A flor das cinzas

Foto – Marquelino Santana.

Na maledicência da desonra pública, a floresta continua exposta à lamúria e ao martírio incontrolável do fogo criminoso e da insaciável mente devastadora da vida em mendicância. No labéu da mendacidade humana como resultado opróbrio da globalização em ascensão, os povos originários são cotidianamente submetidos à insolência e perniciosidade de uma sociedade envolvente que nocivamente vai obliterando os seus tradicionais modos de vida.

Na Amazônia peculiar e plural, Huni Kaxarari passeava em sua mahe (aldeia) admirando a suntuosa e fulgente natureza divinal. Sorridente, a criança brincava sempre ao lado de Isuma, o seu querido macaco de estimação. Na espiritualidade da mata transcendental, os dois nunca se separavam, e conviviam imbricados na simbólica e heterotópica liberdade do espaço vivido poético-estetizante.

Cansado de passear ao lado do seu Isumaka Txixi (Macaco-aranha), Huni sentou-se na sombra de uma hiwi (árvore) de Anu (Jatobá), e ao longe avistou uma imensa nuvem de kwani (fumaça) próximo à sua xumitxaki (casa). Preocupado, ele correu velozmente igual a uma (Inawaka Iraki) Onça-Pintada num varadouro que o levava até a maloca onde morava.

Ao chegar à maloca, Huni a encontrou toda queimada e um Kariwa (homem branco) portando uma kanatahi (espingarda). O txi’i (fogo) se espalhou ao redor de toda a sua mahy (aldeia), e Huni não teve como escapar das fortes chamas e caiu sobre o mawi (chão). O chão começou a shalwahi (queimar) e o himi (sangue) de Huni espalhou-se sobre a mapu’u (cinza). Naquele momento o batxi (sol) correu para avisar a Tsurá (Deus) da morte de Huni, e tudo ficou escuro na mawi (terra). Tsurá ordenou que o sol voltasse para iluminar a mawi e chamou a waka (água) para encher uma grande neitxi (nuvem) e a soprou a até a maloca de Huni.

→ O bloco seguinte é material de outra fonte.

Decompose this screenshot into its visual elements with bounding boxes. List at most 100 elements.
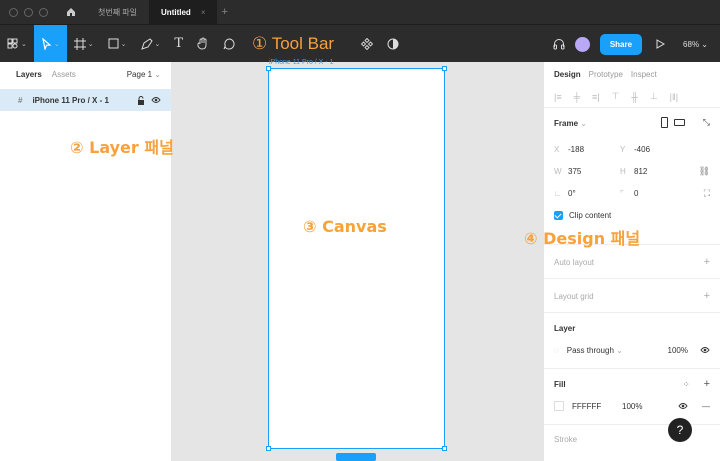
fill-opacity[interactable]: 100%: [622, 402, 642, 411]
add-auto-layout-button[interactable]: +: [704, 256, 710, 268]
dimension-tag: [336, 453, 376, 461]
pen-tool-button[interactable]: ⌄: [134, 25, 168, 63]
blend-mode-value: Pass through: [566, 345, 614, 355]
comment-tool-button[interactable]: [216, 25, 242, 63]
contrast-icon: [387, 38, 399, 49]
x-value: -188: [568, 144, 585, 154]
stroke-section: Stroke: [544, 425, 720, 453]
landscape-icon[interactable]: [673, 119, 685, 126]
layer-opacity[interactable]: 100%: [668, 346, 688, 355]
tab-layers[interactable]: Layers: [16, 70, 42, 79]
eye-icon[interactable]: [678, 402, 688, 410]
styles-icon[interactable]: ⁘: [683, 380, 690, 389]
auto-layout-header: Auto layout +: [554, 245, 710, 279]
chevron-down-icon: ⌄: [21, 40, 27, 48]
align-left-icon[interactable]: |≡: [554, 92, 562, 102]
radius-field[interactable]: ⌜ 0: [620, 189, 686, 198]
frame-icon: #: [18, 95, 23, 105]
tab-inspect[interactable]: Inspect: [631, 70, 657, 79]
resize-to-fit-icon[interactable]: ⤡: [703, 117, 710, 128]
figma-app: 첫번째 파일 Untitled × + ⌄ ⌄ ⌄ ⌄ ⌄ T ① Tool B…: [0, 0, 720, 461]
tab-design[interactable]: Design: [554, 70, 581, 79]
close-tab-icon[interactable]: ×: [201, 8, 206, 17]
independent-corners-icon[interactable]: ⛶: [704, 188, 710, 199]
frame-name-label[interactable]: iPhone 11 Pro / X - 1: [269, 59, 333, 66]
close-window-button[interactable]: [9, 7, 18, 17]
help-button[interactable]: ?: [668, 418, 692, 442]
y-field[interactable]: Y -406: [620, 145, 686, 154]
text-tool-button[interactable]: T: [167, 25, 190, 63]
rotation-icon: ∟: [554, 188, 562, 198]
blend-icon: ◌: [554, 345, 559, 355]
maximize-window-button[interactable]: [39, 7, 48, 17]
home-icon[interactable]: [66, 7, 76, 17]
resize-handle-tr[interactable]: [442, 66, 447, 71]
blend-mode-dropdown[interactable]: Pass through ⌄: [567, 346, 623, 355]
lock-icon[interactable]: [137, 95, 145, 105]
layer-label: iPhone 11 Pro / X - 1: [32, 95, 109, 105]
resize-handle-bl[interactable]: [266, 446, 271, 451]
share-button[interactable]: Share: [599, 33, 643, 55]
tab-untitled[interactable]: Untitled ×: [149, 0, 218, 24]
frame-tool-button[interactable]: ⌄: [67, 25, 101, 63]
mask-button[interactable]: [380, 25, 406, 63]
align-bottom-icon[interactable]: ⊥: [650, 91, 658, 102]
constrain-proportions-icon[interactable]: ⛓: [699, 166, 710, 177]
clip-content-row[interactable]: Clip content: [554, 204, 710, 226]
title-bar: 첫번째 파일 Untitled × +: [0, 0, 720, 24]
eye-icon[interactable]: [700, 346, 710, 354]
layer-item[interactable]: # iPhone 11 Pro / X - 1: [0, 89, 171, 111]
move-tool-button[interactable]: ⌄: [33, 24, 67, 63]
hand-tool-button[interactable]: [190, 25, 216, 63]
fill-section: Fill ⁘ + FFFFFF 100% —: [544, 369, 720, 425]
main-menu-button[interactable]: ⌄: [0, 25, 34, 63]
shape-tool-button[interactable]: ⌄: [101, 25, 134, 63]
align-right-icon[interactable]: ≡|: [592, 92, 600, 102]
layout-grid-title: Layout grid: [554, 291, 594, 301]
components-button[interactable]: [354, 25, 380, 63]
resize-handle-tl[interactable]: [266, 66, 271, 71]
iphone-frame[interactable]: [266, 66, 447, 451]
chevron-down-icon: ⌄: [616, 345, 623, 355]
layout-grid-section: Layout grid +: [544, 279, 720, 313]
width-field[interactable]: W 375: [554, 167, 620, 176]
play-icon[interactable]: [656, 39, 666, 49]
height-field[interactable]: H 812: [620, 167, 686, 176]
chevron-down-icon: ⌄: [701, 39, 708, 49]
tab-assets[interactable]: Assets: [52, 70, 76, 79]
tab-file[interactable]: 첫번째 파일: [86, 0, 149, 24]
layer-actions: [137, 95, 161, 105]
zoom-level: 68%: [683, 39, 700, 49]
clip-content-checkbox[interactable]: [554, 210, 563, 220]
eye-icon[interactable]: [151, 96, 161, 104]
tab-prototype[interactable]: Prototype: [589, 70, 623, 79]
remove-fill-button[interactable]: —: [702, 402, 710, 411]
canvas-annotation: ③ Canvas: [303, 217, 387, 236]
new-tab-button[interactable]: +: [221, 6, 227, 18]
text-tool-icon: T: [174, 36, 184, 51]
position-row: X -188 Y -406: [554, 138, 710, 160]
add-layout-grid-button[interactable]: +: [704, 290, 710, 302]
distribute-icon[interactable]: |‖|: [670, 92, 678, 102]
headphones-icon[interactable]: [553, 38, 565, 50]
fill-color-swatch[interactable]: [554, 401, 564, 411]
resize-handle-br[interactable]: [442, 446, 447, 451]
rotation-field[interactable]: ∟ 0°: [554, 189, 620, 198]
auto-layout-title: Auto layout: [554, 257, 595, 267]
y-key: Y: [620, 144, 626, 154]
chevron-down-icon: ⌄: [87, 40, 94, 48]
rotation-row: ∟ 0° ⌜ 0 ⛶: [554, 182, 710, 204]
align-center-icon[interactable]: ╪: [574, 92, 580, 102]
align-middle-icon[interactable]: ╫: [631, 92, 637, 102]
x-field[interactable]: X -188: [554, 145, 620, 154]
minimize-window-button[interactable]: [24, 7, 33, 17]
avatar[interactable]: [574, 36, 590, 52]
page-selector[interactable]: Page 1 ⌄: [127, 70, 161, 79]
align-top-icon[interactable]: ⊤: [612, 91, 620, 102]
zoom-dropdown[interactable]: 68% ⌄: [683, 40, 708, 49]
add-fill-button[interactable]: +: [704, 378, 710, 390]
toolbar-right: Share 68% ⌄: [553, 25, 720, 63]
fill-hex[interactable]: FFFFFF: [572, 402, 622, 411]
tab-label: 첫번째 파일: [98, 7, 138, 17]
portrait-icon[interactable]: [660, 117, 668, 128]
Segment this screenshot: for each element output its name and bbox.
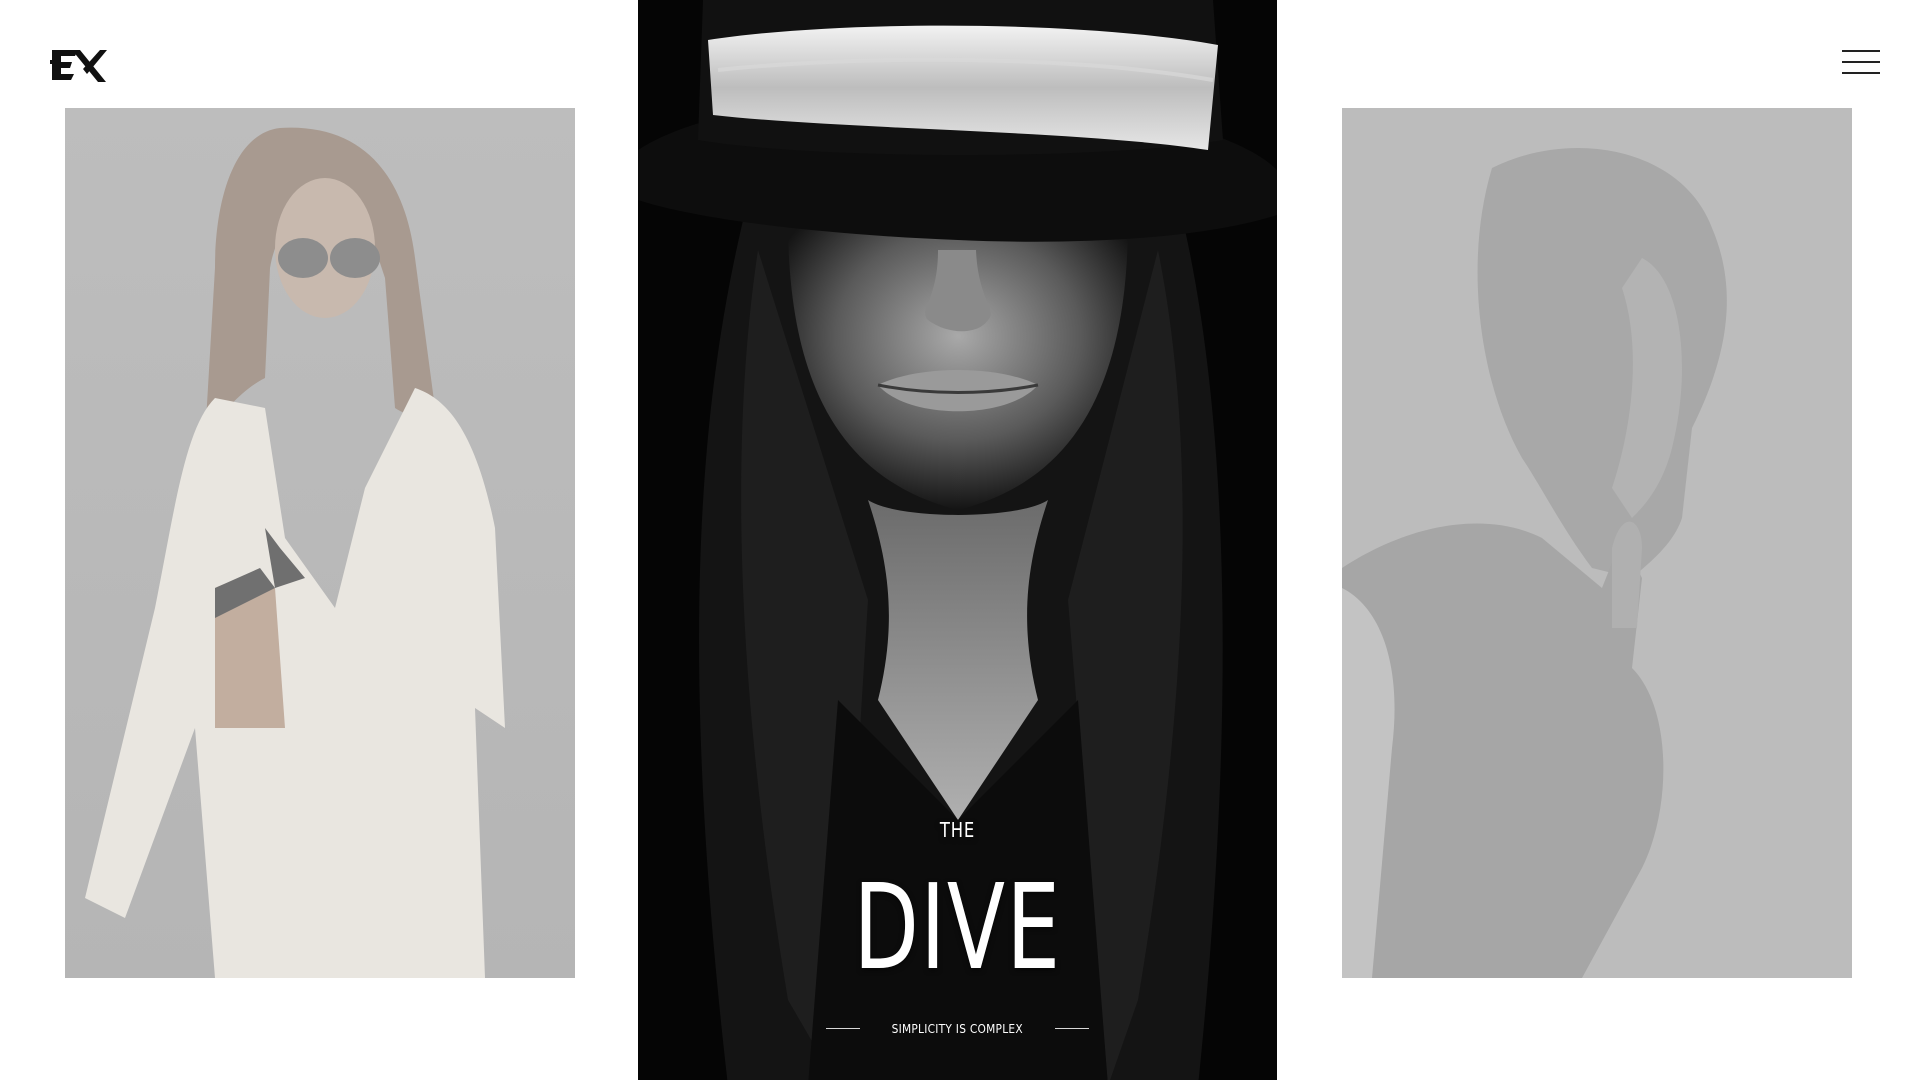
menu-line bbox=[1842, 61, 1880, 63]
featured-slide[interactable]: THE DIVE SIMPLICITY IS COMPLEX bbox=[638, 0, 1277, 1080]
woman-portrait-image bbox=[1342, 108, 1852, 978]
slide-title: DIVE bbox=[853, 858, 1062, 996]
slide-pre-title: THE bbox=[939, 818, 976, 842]
tagline-text: SIMPLICITY IS COMPLEX bbox=[891, 1021, 1024, 1036]
fashion-model-image bbox=[65, 108, 575, 978]
ex-logo-icon bbox=[50, 50, 107, 82]
tagline-left-rule bbox=[826, 1028, 861, 1029]
menu-line bbox=[1842, 50, 1880, 52]
page: THE DIVE SIMPLICITY IS COMPLEX bbox=[0, 0, 1920, 1080]
slide-left-image[interactable] bbox=[65, 108, 575, 978]
slide-right-image[interactable] bbox=[1342, 108, 1852, 978]
slide-tagline: SIMPLICITY IS COMPLEX bbox=[638, 1021, 1277, 1036]
logo[interactable] bbox=[50, 44, 108, 86]
tagline-right-rule bbox=[1054, 1028, 1089, 1029]
menu-line bbox=[1842, 72, 1880, 74]
hamburger-menu-icon[interactable] bbox=[1842, 48, 1880, 78]
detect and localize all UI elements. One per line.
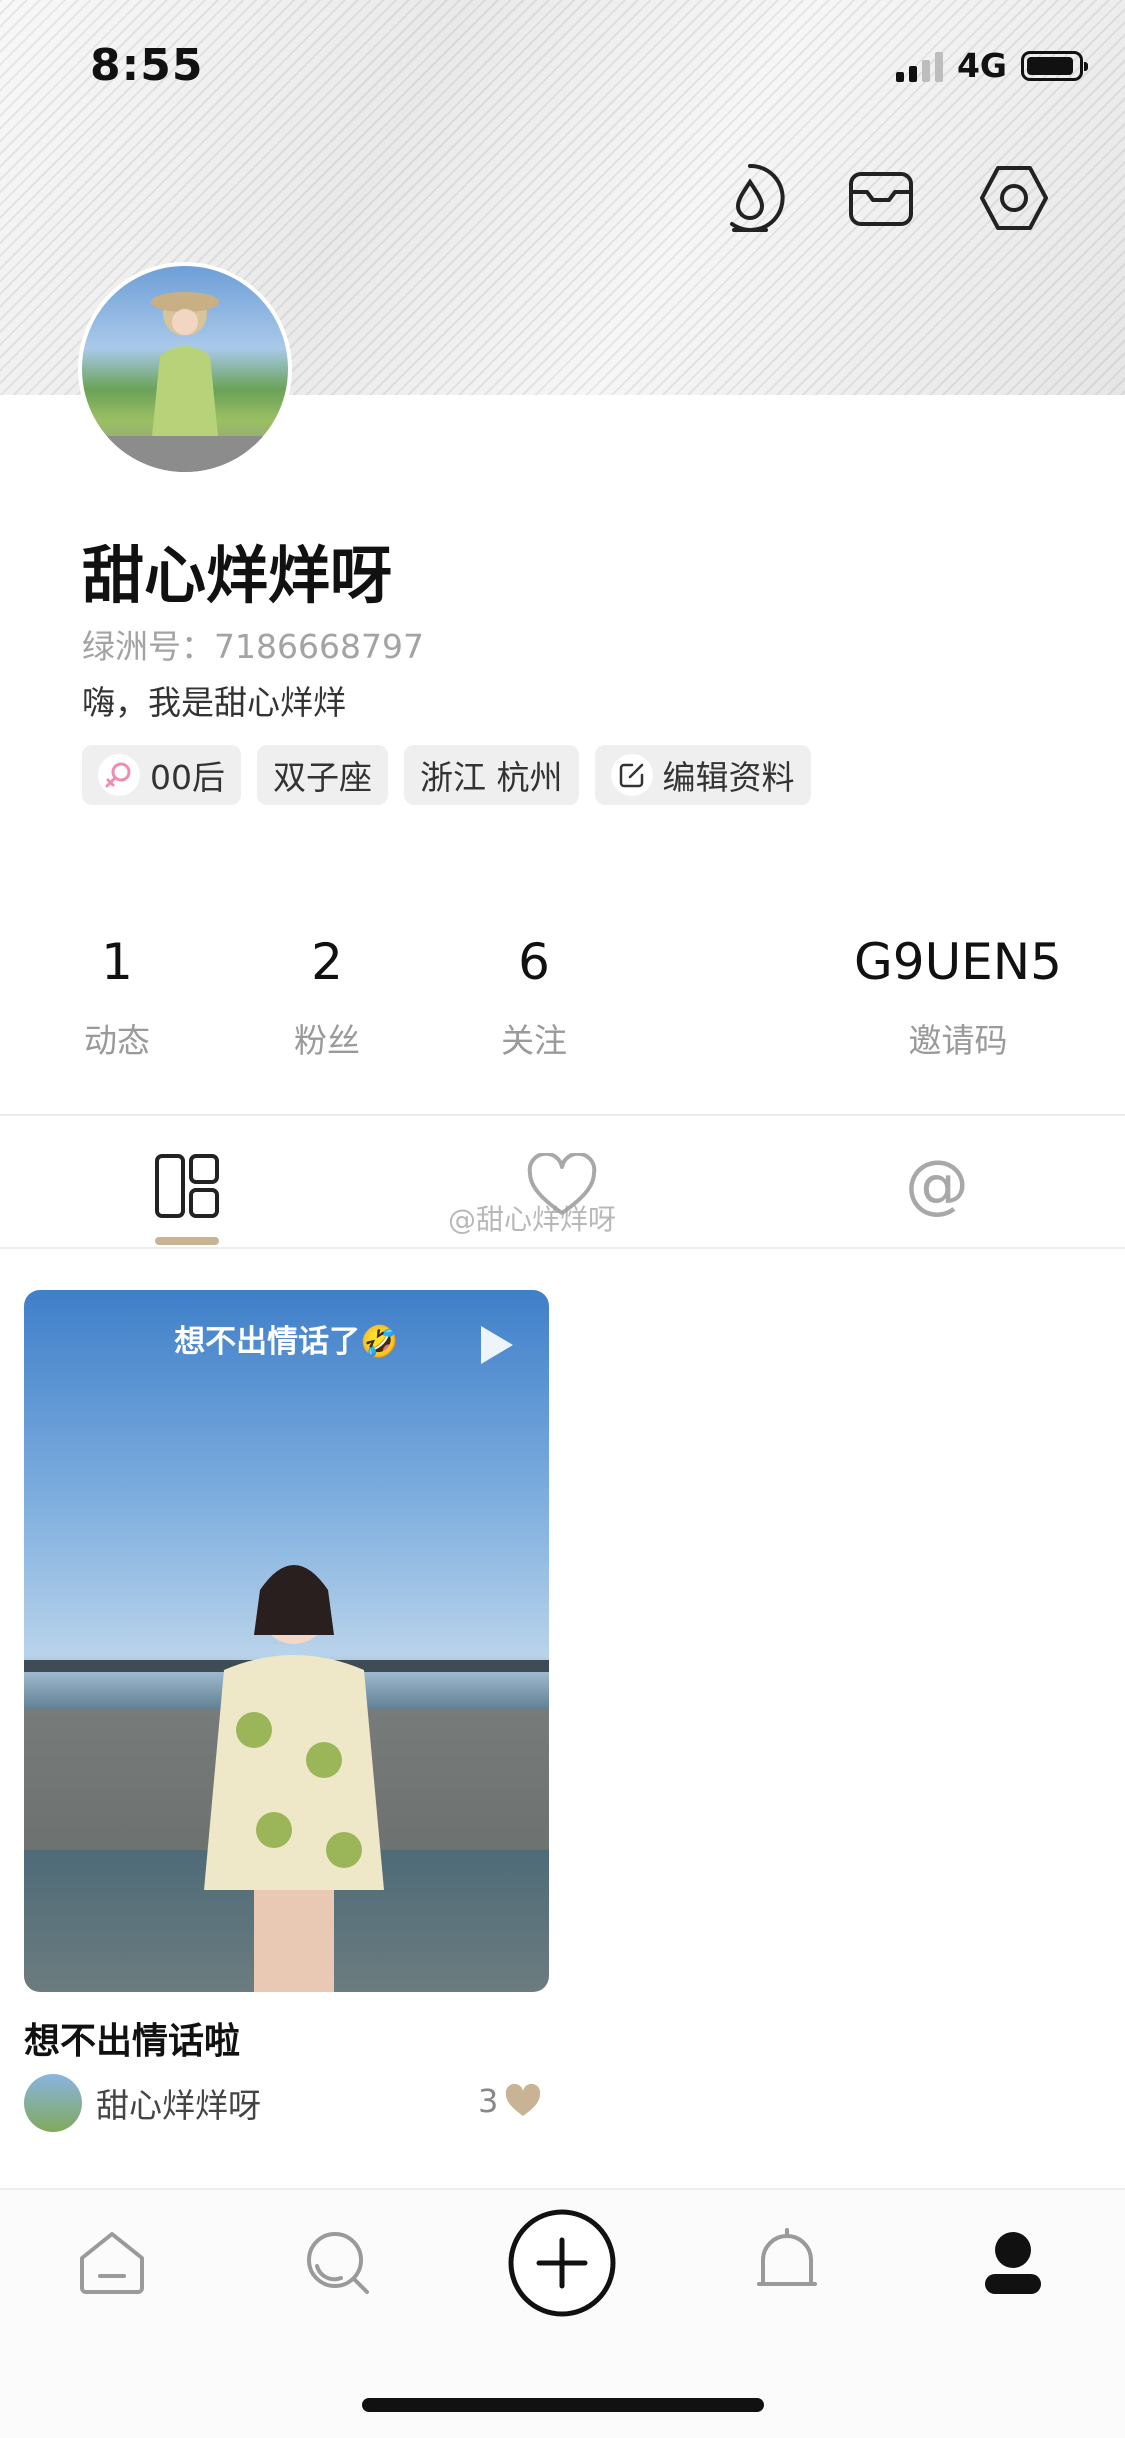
stat-following[interactable]: 6 关注	[479, 932, 589, 1062]
post-like[interactable]: 3	[478, 2082, 542, 2120]
oasis-id: 绿洲号：7186668797	[82, 627, 424, 666]
invite-code[interactable]: G9UEN5 邀请码	[818, 932, 1098, 1062]
nav-profile-icon[interactable]	[973, 2222, 1053, 2302]
post-title[interactable]: 想不出情话啦	[24, 2012, 240, 2064]
nav-home-icon[interactable]	[72, 2222, 152, 2302]
network-label: 4G	[956, 46, 1007, 85]
stat-followers-label: 粉丝	[294, 1021, 360, 1060]
stat-followers[interactable]: 2 粉丝	[272, 932, 382, 1062]
battery-icon	[1021, 50, 1088, 81]
edit-profile-label: 编辑资料	[662, 758, 795, 797]
post-caption: 想不出情话了🤣	[174, 1324, 399, 1360]
status-indicators: 4G	[895, 46, 1088, 85]
stat-followers-value: 2	[311, 933, 343, 991]
drop-icon[interactable]	[712, 160, 788, 236]
tag-zodiac-label: 双子座	[273, 758, 372, 797]
invite-code-label: 邀请码	[908, 1021, 1008, 1060]
tab-mentions-at-icon[interactable]: @	[901, 1150, 973, 1222]
profile-bio: 嗨，我是甜心烊烊	[82, 683, 346, 722]
post-thumbnail[interactable]: 想不出情话了🤣	[24, 1290, 549, 1992]
tag-age-label: 00后	[150, 758, 225, 797]
stat-posts-value: 1	[101, 933, 133, 991]
tab-active-indicator	[155, 1237, 219, 1245]
inbox-icon[interactable]	[843, 160, 919, 236]
weibo-watermark: @甜心烊烊呀	[448, 1203, 617, 1236]
post-author[interactable]: 甜心烊烊呀	[24, 2074, 261, 2132]
nav-discover-icon[interactable]	[297, 2222, 377, 2302]
home-indicator	[362, 2398, 764, 2412]
author-name: 甜心烊烊呀	[96, 2086, 261, 2125]
divider	[0, 1114, 1125, 1116]
settings-icon[interactable]	[976, 160, 1052, 236]
tag-location: 浙江 杭州	[404, 745, 579, 805]
profile-name: 甜心烊烊呀	[82, 539, 393, 612]
like-count: 3	[478, 2082, 499, 2120]
tag-zodiac: 双子座	[257, 745, 388, 805]
tag-location-label: 浙江 杭州	[420, 758, 563, 797]
invite-code-value: G9UEN5	[854, 933, 1062, 991]
signal-icon	[895, 50, 943, 82]
profile-avatar[interactable]	[78, 262, 292, 476]
heart-filled-icon	[506, 2084, 541, 2116]
tag-age: 00后	[82, 745, 241, 805]
status-time: 8:55	[90, 40, 204, 91]
stat-posts[interactable]: 1 动态	[62, 932, 172, 1062]
stat-following-label: 关注	[501, 1021, 567, 1060]
author-avatar	[24, 2074, 82, 2132]
tab-posts-grid-icon[interactable]	[151, 1150, 223, 1222]
profile-tags: 00后 双子座 浙江 杭州 编辑资料	[82, 745, 811, 805]
plus-circle-icon	[508, 2209, 616, 2317]
svg-text:@: @	[905, 1150, 969, 1222]
play-icon	[477, 1322, 517, 1372]
stat-posts-label: 动态	[84, 1021, 150, 1060]
nav-notifications-icon[interactable]	[747, 2222, 827, 2302]
divider	[0, 1247, 1125, 1249]
nav-create-button[interactable]	[506, 2207, 618, 2319]
female-icon	[98, 754, 140, 796]
edit-profile-button[interactable]: 编辑资料	[594, 745, 811, 805]
stat-following-value: 6	[518, 933, 550, 991]
edit-icon	[610, 754, 653, 796]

Tsurá atirou uma lança na nuvem que a atravessou de um lado ao outro, e a água caiu sem parar durante três dias. A mawi (terra) bebeu toda a água da nuvem, e das cinzas nasceu uma linda hihuwa (flor). A flor se transformou em Huni, e ele voltou a viver. O guerreiro da ninamytsha (floresta) voltou a ser um bypy hawyiama (homem livre): possui pushkata (arco), pyia (flecha), tsakatahi (lança) e hiatu (machado). Finalmente Huni conseguiu neamahi (defender) a sua mahy (aldeia) e conquistar a grande pimaky (vitória) sobre o Kariwa (homem branco).

Para o pesquisador João de Jesus Paes Loureiro, na Amazônia as pessoas ainda veem seus deuses, convivem com seus mitos, personificam suas ideias e as coisas que admiram. Para o mesmo autor na vida amazônica a mitologia reaparece como a linguagem própria da fábula que flui como produto de uma faculdade natural, levada pelos sentidos, pela imaginação e pela descoberta das coisas.